So burning wood is renewable?? Wow you really do want us to go back to the 1100s.
How convenient that you ignore the other renewables that make up the energy mix to pick the one thing that is problematic. OH NO WOOD IS NOT RENEWABLE SO LET'S IGNORE SOLAR AND WIND POWER.
Perhaps one day when you actually have a solar system for yourself you'll see. Great for a home, but unless you seriously overspec panels cloudy days don't help.
This is exactly why you overspec.
Oh another thing you need a battery without that you're either going to use Eskom or a generator for power.
This is exactly why you get lithium batteries.
Now on a country scale you cannot run heavy industry on unreliable power, also once again think about it logically.
****. You cannot run industry on renewables? Better tell Germany that their 256.2 TWh of power that it's going to try and go into a smelter or factory and get rejected because it's a renewable watt, not a fossil fuel watt.
Big oil and coal fund renewables, but not nuclear, why? Cause one still needs them, the other doesn't.
Sources.
In South Africa our electrical grid is already unstable, now you want to add more instability by throwing in the power of it gods?
How does adding renewable watts to the grid make it more unstable than it already is? Or let me put that another way: how will keeping renewable energy off the grid make it more stable than it is currently?
Perhaps one day when we have cheap, reliable and easily dispatchable storage renewables would work. But for now it's still not there yet.
Explain to me how our current coal plants are cheap, reliable and easily dispatchable? Even if we build new ones, they are likely to be as stuffed up as Kusile and Medupi. Nuclear is reliable, but it's not cheap and will take 10+ years to build (not factoring in corruption an incompetence in government). Gas is the only thing that could help create more stability, but we don't have enough gas supply infrastructure to support it locally en-mass (yet).

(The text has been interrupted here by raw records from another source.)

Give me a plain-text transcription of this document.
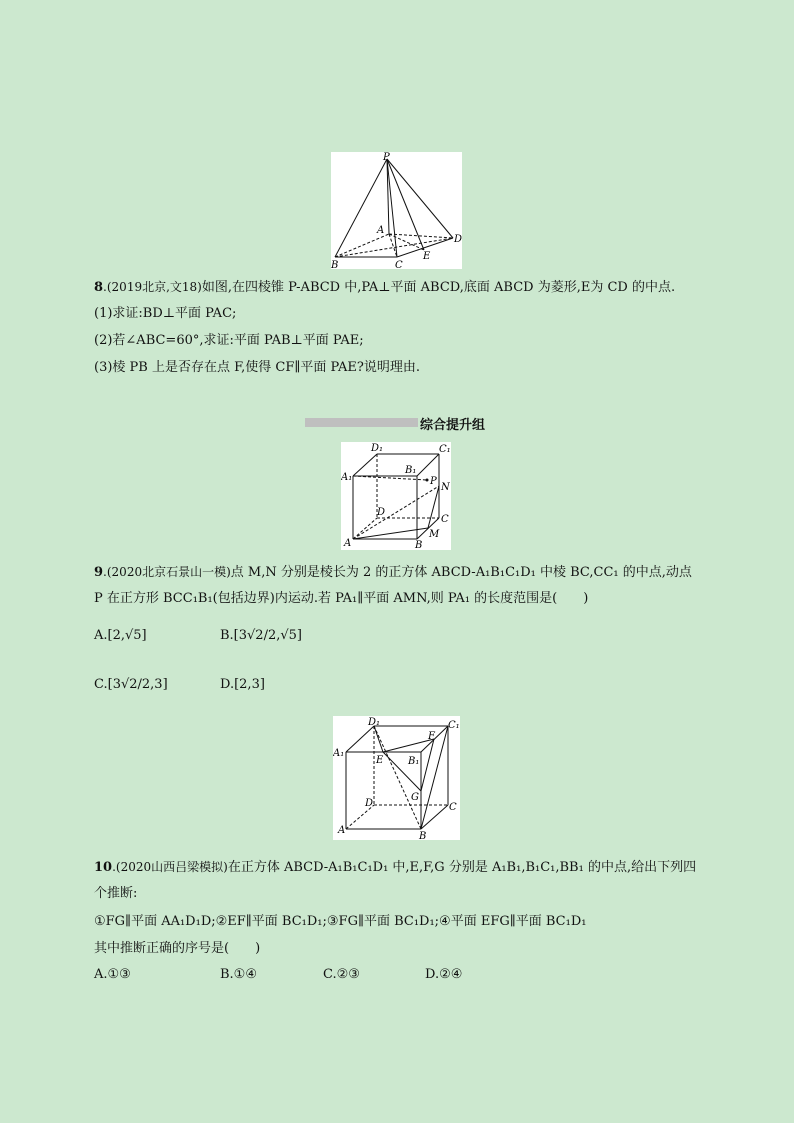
P
A
B	C
D
E
8.(2019北京,文18)如图,在四棱锥 P-ABCD 中,PA⊥平面 ABCD,底面 ABCD 为菱形,E为 CD 的中点.
(1)求证:BD⊥平面 PAC;
(2)若∠ABC=60°,求证:平面 PAB⊥平面 PAE;
(3)棱 PB 上是否存在点 F,使得 CF∥平面 PAE?说明理由.
综合提升组
D₁	C₁
A₁
B₁
P
N
D
C
A	B
M
9.(2020北京石景山一模)点 M,N 分别是棱长为 2 的正方体 ABCD-A₁B₁C₁D₁ 中棱 BC,CC₁ 的中点,动点
P 在正方形 BCC₁B₁(包括边界)内运动.若 PA₁∥平面 AMN,则 PA₁ 的长度范围是(　　)
A.[2,√5]	B.[3√2/2,√5]
C.[3√2/2,3]	D.[2,3]
D₁	C₁
A₁
F
E B₁
D
G
C
A
B
10.(2020山西吕梁模拟)在正方体 ABCD-A₁B₁C₁D₁ 中,E,F,G 分别是 A₁B₁,B₁C₁,BB₁ 的中点,给出下列四
个推断:
①FG∥平面 AA₁D₁D;②EF∥平面 BC₁D₁;③FG∥平面 BC₁D₁;④平面 EFG∥平面 BC₁D₁
其中推断正确的序号是(　　)
A.①③	B.①④	C.②③	D.②④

Here's what annoys me about every one of your arguments at the end of the day: for you, if you can't service big industry, renewables are not worth the time. But the way I see it, renewables CAN help fill a gap, even if it's just by reducing the amount of energy homes and certain businesses use, during the day, and at night if places have battery storage.
Renewables are not perfect, but we can get them up and running quickly, and in the long run they will be cheaper than any other solution we currently have as the tech driving renewable energy production and, more importantly, renewable energy storage is only getting cheaper and more efficient. This means that we can help alleviate the strain on the system with renewable energy that we can get up and running within the space of 24 month.
Or we can "not bother" with any kind of renewable energy and just let things get worse for the next 5-10+ years while we build more reliable baseload. That's what you seem to be advocating for.